I drove around the city for a while, staying well clear of the restaurant Eve and her colleagues were at, and made myself think about bakeries instead.

Pastries & Dreams sat on a side street in the shadow of the ped mall, an old converted house with gables and a wide porch.

The sign in the window said closed, but as I drove past, covered windows glowed with light in the back of the bakery.

I parked and paced up the block, inhaling sweet explosions of lilac bushes crowding the sidewalk, the faint stink of a dumpster due for pickup, and the sharpness of cut grass from an apartment building lawn.

The city had quieted, as it always did, after graduation and the exodus of the undergrads.

Even the noise of the bars on the ped mall was muted, letting the quiet of the early summer night steal over the city.

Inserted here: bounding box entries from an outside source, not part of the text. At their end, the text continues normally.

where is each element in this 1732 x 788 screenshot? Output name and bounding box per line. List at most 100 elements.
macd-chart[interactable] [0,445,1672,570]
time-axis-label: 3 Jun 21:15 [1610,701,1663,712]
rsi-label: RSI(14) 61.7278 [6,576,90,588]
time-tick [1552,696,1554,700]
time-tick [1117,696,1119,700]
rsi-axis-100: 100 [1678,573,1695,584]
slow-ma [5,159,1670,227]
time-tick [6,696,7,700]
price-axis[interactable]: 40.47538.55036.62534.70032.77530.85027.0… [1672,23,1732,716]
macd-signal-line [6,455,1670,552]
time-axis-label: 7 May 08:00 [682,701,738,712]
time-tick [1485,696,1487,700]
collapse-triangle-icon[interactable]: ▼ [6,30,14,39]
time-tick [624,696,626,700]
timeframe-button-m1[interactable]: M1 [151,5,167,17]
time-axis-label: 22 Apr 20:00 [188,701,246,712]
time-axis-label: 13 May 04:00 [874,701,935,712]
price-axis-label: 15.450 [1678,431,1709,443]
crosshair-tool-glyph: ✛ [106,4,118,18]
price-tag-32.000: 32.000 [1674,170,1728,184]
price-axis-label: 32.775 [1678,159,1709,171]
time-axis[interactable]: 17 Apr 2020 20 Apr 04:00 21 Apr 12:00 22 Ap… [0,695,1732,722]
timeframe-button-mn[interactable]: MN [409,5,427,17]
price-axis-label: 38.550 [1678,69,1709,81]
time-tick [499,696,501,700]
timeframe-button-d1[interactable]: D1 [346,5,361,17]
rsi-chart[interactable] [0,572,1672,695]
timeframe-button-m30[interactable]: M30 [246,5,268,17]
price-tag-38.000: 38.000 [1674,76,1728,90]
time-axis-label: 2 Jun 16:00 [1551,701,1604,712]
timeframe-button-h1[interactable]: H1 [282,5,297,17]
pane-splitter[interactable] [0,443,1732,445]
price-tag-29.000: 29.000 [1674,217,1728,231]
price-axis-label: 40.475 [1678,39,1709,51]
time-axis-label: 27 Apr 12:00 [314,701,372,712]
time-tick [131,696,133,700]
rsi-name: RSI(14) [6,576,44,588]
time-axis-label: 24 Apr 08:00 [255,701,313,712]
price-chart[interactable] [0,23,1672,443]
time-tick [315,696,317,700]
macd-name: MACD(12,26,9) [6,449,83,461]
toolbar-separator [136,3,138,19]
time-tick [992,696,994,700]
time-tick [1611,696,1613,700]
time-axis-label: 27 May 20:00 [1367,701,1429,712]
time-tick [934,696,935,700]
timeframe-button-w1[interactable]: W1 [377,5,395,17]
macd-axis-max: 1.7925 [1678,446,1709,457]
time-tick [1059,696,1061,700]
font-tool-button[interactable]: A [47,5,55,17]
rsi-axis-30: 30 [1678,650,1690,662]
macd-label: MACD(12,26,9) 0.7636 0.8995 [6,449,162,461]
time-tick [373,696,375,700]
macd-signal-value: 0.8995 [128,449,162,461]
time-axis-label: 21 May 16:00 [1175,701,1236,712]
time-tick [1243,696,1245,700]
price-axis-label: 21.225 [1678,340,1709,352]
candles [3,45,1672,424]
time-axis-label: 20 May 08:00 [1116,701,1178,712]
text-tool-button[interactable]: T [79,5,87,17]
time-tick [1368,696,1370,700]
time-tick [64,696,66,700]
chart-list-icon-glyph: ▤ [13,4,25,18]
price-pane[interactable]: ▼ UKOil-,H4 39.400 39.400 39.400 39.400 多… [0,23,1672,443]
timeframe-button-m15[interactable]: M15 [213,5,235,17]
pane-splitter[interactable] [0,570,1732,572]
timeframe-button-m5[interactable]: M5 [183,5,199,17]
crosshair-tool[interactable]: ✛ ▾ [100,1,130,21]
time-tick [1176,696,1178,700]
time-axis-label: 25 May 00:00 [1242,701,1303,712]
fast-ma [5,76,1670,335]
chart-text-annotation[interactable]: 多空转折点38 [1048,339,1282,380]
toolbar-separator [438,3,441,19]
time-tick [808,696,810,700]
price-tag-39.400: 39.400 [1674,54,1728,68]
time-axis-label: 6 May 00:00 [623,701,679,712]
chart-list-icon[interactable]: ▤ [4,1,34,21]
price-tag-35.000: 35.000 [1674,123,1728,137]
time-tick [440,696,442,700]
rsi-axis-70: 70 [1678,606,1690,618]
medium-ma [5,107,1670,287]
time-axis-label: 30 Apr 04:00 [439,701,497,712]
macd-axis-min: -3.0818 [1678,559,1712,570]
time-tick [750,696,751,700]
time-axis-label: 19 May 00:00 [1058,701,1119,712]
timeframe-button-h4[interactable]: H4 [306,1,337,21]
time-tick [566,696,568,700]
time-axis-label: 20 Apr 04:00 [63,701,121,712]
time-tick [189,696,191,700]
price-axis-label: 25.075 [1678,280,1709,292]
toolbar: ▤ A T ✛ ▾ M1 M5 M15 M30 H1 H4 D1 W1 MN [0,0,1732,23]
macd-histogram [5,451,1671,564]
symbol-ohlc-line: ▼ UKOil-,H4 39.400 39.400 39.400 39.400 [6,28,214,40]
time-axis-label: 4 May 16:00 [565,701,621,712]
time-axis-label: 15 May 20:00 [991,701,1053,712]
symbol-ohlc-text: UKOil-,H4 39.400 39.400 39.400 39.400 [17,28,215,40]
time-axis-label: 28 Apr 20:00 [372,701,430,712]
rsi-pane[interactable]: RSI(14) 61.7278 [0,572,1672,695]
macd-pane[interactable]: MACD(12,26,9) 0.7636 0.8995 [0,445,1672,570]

I breathed deep, centering myself in the here and now, in the case I needed to solve to prove I could.

I could be part of a world outside my nightmares, the world where Eve lived.

Security cameras were mounted on the front door and along the narrow, overgrown sidewalk to the backyard.

I skirted the house and tried the gate to the backyard, which was locked.

The fence was privacy height, too tall to climb.

I could’ve knocked on the front door, but something told me not to, to keep moving to the other side of the house, where a path had been worn toward the gap of a loose board in the fence.

I squeezed through and crept into the backyard, where motion-activated security lights immediately flooded the grass with me standing in a black trench coat, hair obscuring most of my face.

The blinds on the bay window were yanked up, revealing two people inside.

The woman screamed when she saw me. And through the wood and glass and the stutter of shock piercing the night, I understood what was really happening at Pastries & Dreams.